Cheap updates
Richard A. O'Keefe
ok at atlas.otago.ac.nz
Wed Jun 7 02:27:52 UTC 2000
I wrote:
> My suggestion was to prime the table of a dictionary-based compressor
*****
> with the class and instance variable names (I didn't say "as
> one long string" but that's what I meant) and let it compress
> the text as a string, in which case "rate" and "rate:" would
> _both_ benefit, and so would "primeRate" (becase "ate" would
> be found). It seems likely that this would do rather
> better than compressWithTable: followed by gzipping.
Andreas Raab completely misunderstood.
"This goes with seeding"
gz _ GZipWriteStream on: String new.
(BitBltSimulation allInstVarNames) do:[:iv| gz nextPutAll: iv].
Note that this ***physically includes*** the class and instance
variables names in the encoded stream. That's not "priming".
Indeed, my message explicitly said that my suggestion was to *start*
the compressor with a non-empty dictionary.
The point is that once the sender and receiver *know* which class is
in question, they also *know* what the class and instance variable
names are, so *they don't have to be transmitted*. Both the sender
and the receiver can start with non-empty dictionaries.
For a comparison that shows what I did mean:
gz _ nil.
n _ 0.
BitBltSimulation selectorsDo: [:sel|
gz _ GZipWriteStream on: String new.
gz nextPutAll: (BitBltSimulation sourceCodeAt: sel).
gz close.
n _ n + gz encodedStream size.
].
"Methods compressed separately WITHOUT priming"
n
=> 42462 (unpatched Squeak 2.7 on a Mac)
d _ BitBltSimulation allInstVarNames
addAll: (BitBltSimulation allClassVarNames).
gz _ GZipWriteStream on: String new.
d do: [:name | gz nextPutAll: name].
gz close.
m _ gz encodedStream size. "411"
n _ 0.
BitBltSimulation selectorsDo: [:sel|
gz _ GZipWriteStream on: String new.
d do: [:name | gz nextPutAll: name]. " simulate priming"
gz nextPutAll: (BitBltSimulation sourceCodeAt: sel).
gz close.
n _ n - m + gz encodedStream size.
].
"Methods compressed separately WITH (simulated) priming"
n
=> 37645
So we have
99993 Method texts with no compression
42462 Method texts compressed separately WITHOUT priming (42%)
37645 Method texts compressed separately WITH priming (38%)
This is _simulated_ priming because the point of priming is that you
_don't_ send the dictionary, which is why I subtract m off.
It is quite clear that compressing all the methods together does better
still, as one would expect.

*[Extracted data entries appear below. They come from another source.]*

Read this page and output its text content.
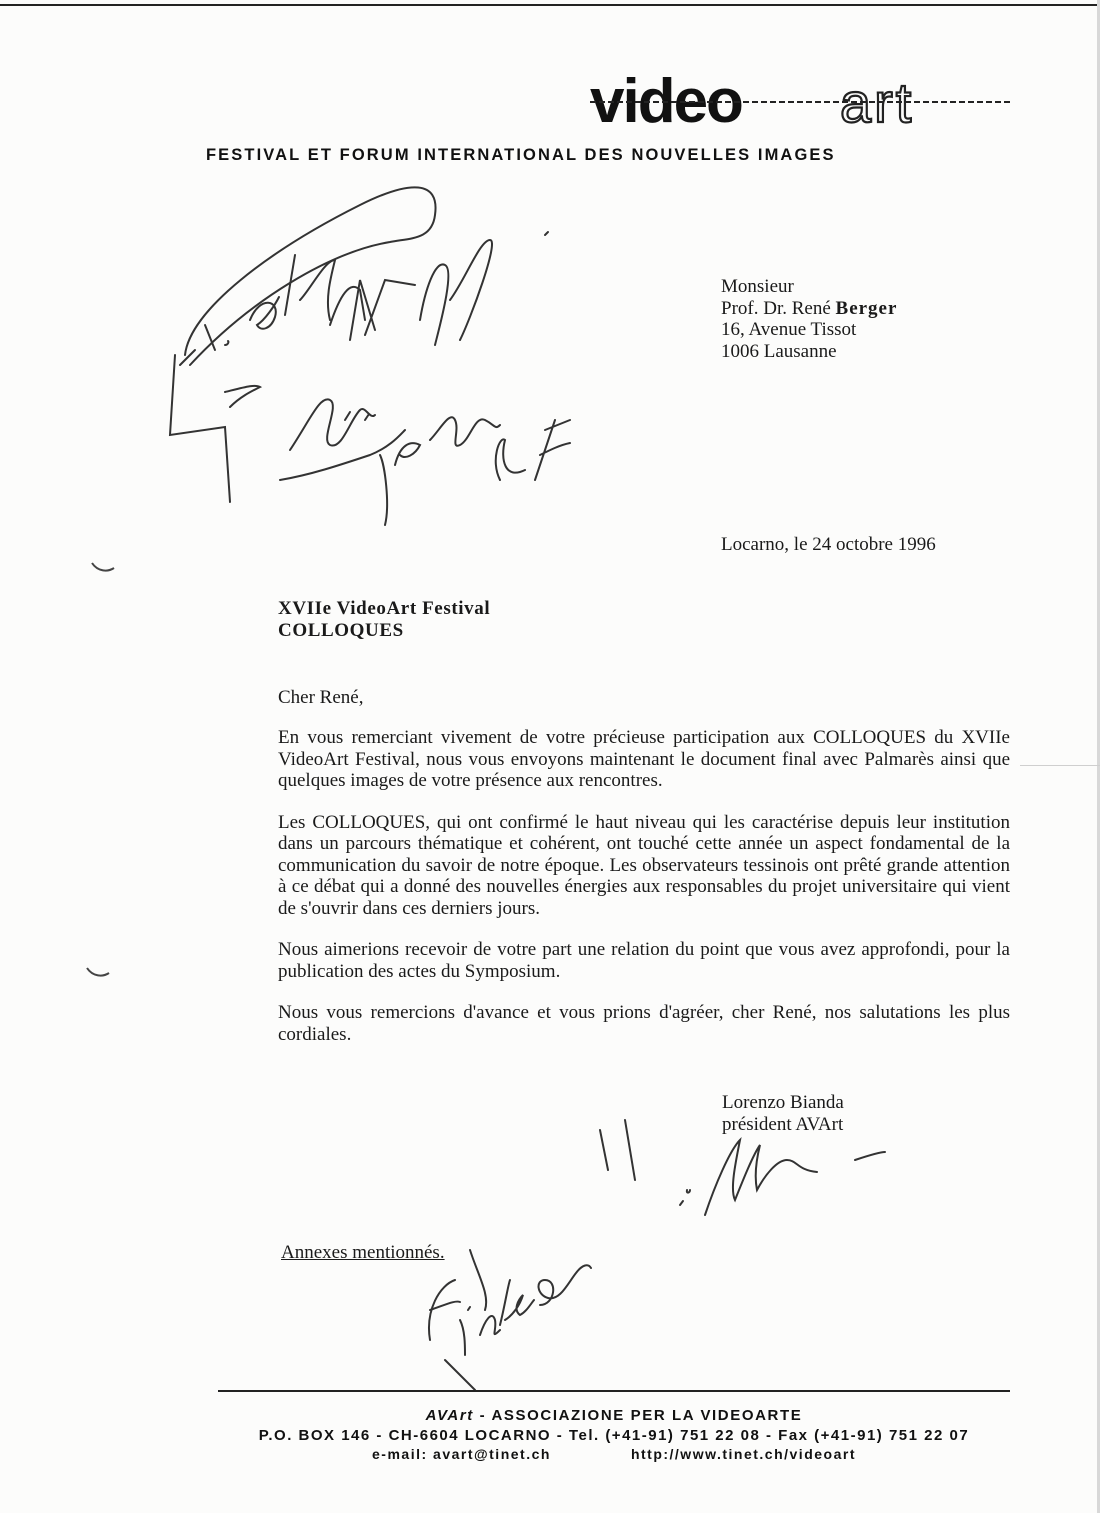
video art
FESTIVAL ET FORUM INTERNATIONAL DES NOUVELLES IMAGES
Monsieur
Prof. Dr. René Berger
16, Avenue Tissot
1006 Lausanne
Locarno, le 24 octobre 1996
XVIIe VideoArt Festival
COLLOQUES
Cher René,

En vous remerciant vivement de votre précieuse participation aux COLLOQUES du XVIIe VideoArt Festival, nous vous envoyons maintenant le document final avec Palmarès ainsi que quelques images de votre présence aux rencontres.

Les COLLOQUES, qui ont confirmé le haut niveau qui les caractérise depuis leur institution dans un parcours thématique et cohérent, ont touché cette année un aspect fondamental de la communication du savoir de notre époque. Les observateurs tessinois ont prêté grande attention à ce débat qui a donné des nouvelles énergies aux responsables du projet universitaire qui vient de s'ouvrir dans ces derniers jours.

Nous aimerions recevoir de votre part une relation du point que vous avez approfondi, pour la publication des actes du Symposium.

Nous vous remercions d'avance et vous prions d'agréer, cher René, nos salutations les plus cordiales.

Lorenzo Bianda
président AVArt
Annexes mentionnés.
AVArt - ASSOCIAZIONE PER LA VIDEOARTE
P.O. BOX 146 - CH-6604 LOCARNO - Tel. (+41-91) 751 22 08 - Fax (+41-91) 751 22 07
e-mail: avart@tinet.ch	http://www.tinet.ch/videoart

That's appropriate for FileOuts. But for
ChangeSets, where only a few methods might be affected, priming definitely
_does_ pay. Priming could probably be taken a step or two further: it
might pay to include the superclass method names as well.

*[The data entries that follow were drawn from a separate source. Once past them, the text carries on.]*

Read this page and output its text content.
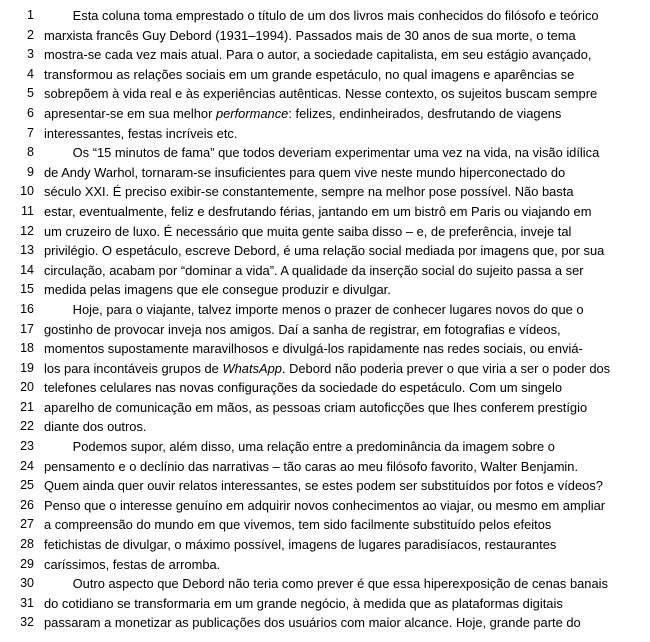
1 Esta coluna toma emprestado o título de um dos livros mais conhecidos do filósofo e teórico
2 marxista francês Guy Debord (1931–1994). Passados mais de 30 anos de sua morte, o tema
3 mostra-se cada vez mais atual. Para o autor, a sociedade capitalista, em seu estágio avançado,
4 transformou as relações sociais em um grande espetáculo, no qual imagens e aparências se
5 sobrepõem à vida real e às experiências autênticas. Nesse contexto, os sujeitos buscam sempre
6 apresentar-se em sua melhor performance: felizes, endinheirados, desfrutando de viagens
7 interessantes, festas incríveis etc.
8 Os “15 minutos de fama” que todos deveriam experimentar uma vez na vida, na visão idílica
9 de Andy Warhol, tornaram-se insuficientes para quem vive neste mundo hiperconectado do
10 século XXI. É preciso exibir-se constantemente, sempre na melhor pose possível. Não basta
11 estar, eventualmente, feliz e desfrutando férias, jantando em um bistrô em Paris ou viajando em
12 um cruzeiro de luxo. É necessário que muita gente saiba disso – e, de preferência, inveje tal
13 privilégio. O espetáculo, escreve Debord, é uma relação social mediada por imagens que, por sua
14 circulação, acabam por “dominar a vida”. A qualidade da inserção social do sujeito passa a ser
15 medida pelas imagens que ele consegue produzir e divulgar.
16 Hoje, para o viajante, talvez importe menos o prazer de conhecer lugares novos do que o
17 gostinho de provocar inveja nos amigos. Daí a sanha de registrar, em fotografias e vídeos,
18 momentos supostamente maravilhosos e divulgá-los rapidamente nas redes sociais, ou enviá-
19 los para incontáveis grupos de WhatsApp. Debord não poderia prever o que viria a ser o poder dos
20 telefones celulares nas novas configurações da sociedade do espetáculo. Com um singelo
21 aparelho de comunicação em mãos, as pessoas criam autoficções que lhes conferem prestígio
22 diante dos outros.
23 Podemos supor, além disso, uma relação entre a predominância da imagem sobre o
24 pensamento e o declínio das narrativas – tão caras ao meu filósofo favorito, Walter Benjamin.
25 Quem ainda quer ouvir relatos interessantes, se estes podem ser substituídos por fotos e vídeos?
26 Penso que o interesse genuíno em adquirir novos conhecimentos ao viajar, ou mesmo em ampliar
27 a compreensão do mundo em que vivemos, tem sido facilmente substituído pelos efeitos
28 fetichistas de divulgar, o máximo possível, imagens de lugares paradisíacos, restaurantes
29 caríssimos, festas de arromba.
30 Outro aspecto que Debord não teria como prever é que essa hiperexposição de cenas banais
31 do cotidiano se transformaria em um grande negócio, à medida que as plataformas digitais
32 passaram a monetizar as publicações dos usuários com maior alcance. Hoje, grande parte do
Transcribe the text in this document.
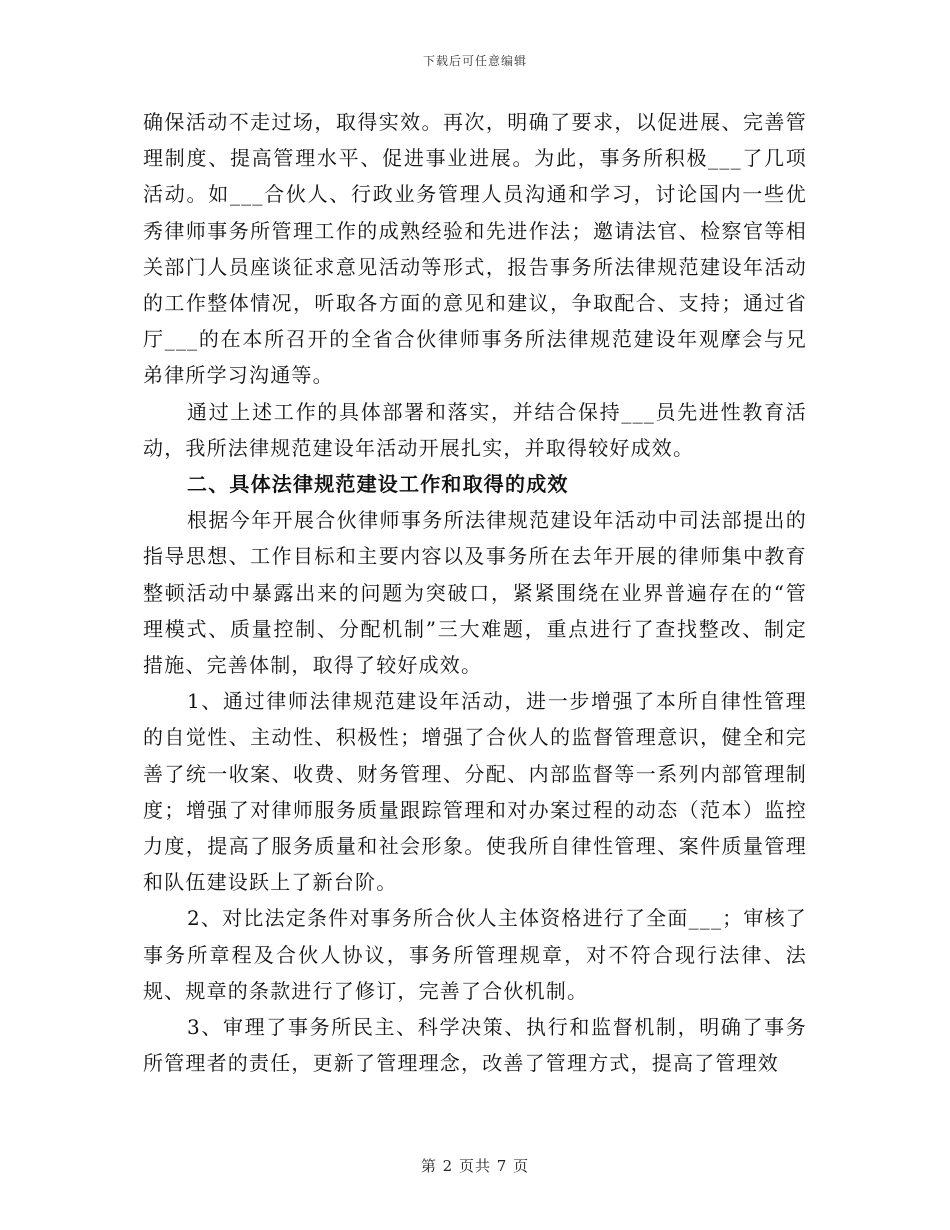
下载后可任意编辑

确保活动不走过场，取得实效。再次，明确了要求，以促进展、完善管理制度、提高管理水平、促进事业进展。为此，事务所积极___了几项活动。如___合伙人、行政业务管理人员沟通和学习，讨论国内一些优秀律师事务所管理工作的成熟经验和先进作法；邀请法官、检察官等相关部门人员座谈征求意见活动等形式，报告事务所法律规范建设年活动的工作整体情况，听取各方面的意见和建议，争取配合、支持；通过省厅___的在本所召开的全省合伙律师事务所法律规范建设年观摩会与兄弟律所学习沟通等。

通过上述工作的具体部署和落实，并结合保持___员先进性教育活动，我所法律规范建设年活动开展扎实，并取得较好成效。

二、具体法律规范建设工作和取得的成效

根据今年开展合伙律师事务所法律规范建设年活动中司法部提出的指导思想、工作目标和主要内容以及事务所在去年开展的律师集中教育整顿活动中暴露出来的问题为突破口，紧紧围绕在业界普遍存在的“管理模式、质量控制、分配机制”三大难题，重点进行了查找整改、制定措施、完善体制，取得了较好成效。

1、通过律师法律规范建设年活动，进一步增强了本所自律性管理的自觉性、主动性、积极性；增强了合伙人的监督管理意识，健全和完善了统一收案、收费、财务管理、分配、内部监督等一系列内部管理制度；增强了对律师服务质量跟踪管理和对办案过程的动态（范本）监控力度，提高了服务质量和社会形象。使我所自律性管理、案件质量管理和队伍建设跃上了新台阶。

2、对比法定条件对事务所合伙人主体资格进行了全面___；审核了事务所章程及合伙人协议，事务所管理规章，对不符合现行法律、法规、规章的条款进行了修订，完善了合伙机制。

3、审理了事务所民主、科学决策、执行和监督机制，明确了事务所管理者的责任，更新了管理理念，改善了管理方式，提高了管理效

第 2 页共 7 页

Would priming help FileOuts? If we compress all the BitBltSimulation
methods together, we get this:
99993 Method texts
24418 Method texts compressed together WITHOUT priming (24%)
24312 Method texts compressed together WITH priming (24%)
When you've got a _lot_ of text (100kb) to compress, priming helps,
but helps very little. So (simple-minded) priming wouldn't help
FileOuts much.
The conclusion
Andreas Raab wrote:
One thing that can help for really huge amounts of data is to use a
predefined fixed dictionary.
As we've seen, it's precisely with large amounts of data that priming
pays off less.
Stuff like bzip...
but again, bzip only really pays off on _large_ data sets.
It's fairly clear that some sort of language-sensitive compression
could do better than gzipping raw text. If you have
x _ a foo: b bar: c.
y _ x foo: c bar: b.
you have a repetition of foo:bar: which gzip won't see, because the
material in between is different.
_x foo:bar: a b c _y foo:bar: x c b.
(prefix Polish) would in that case compress better.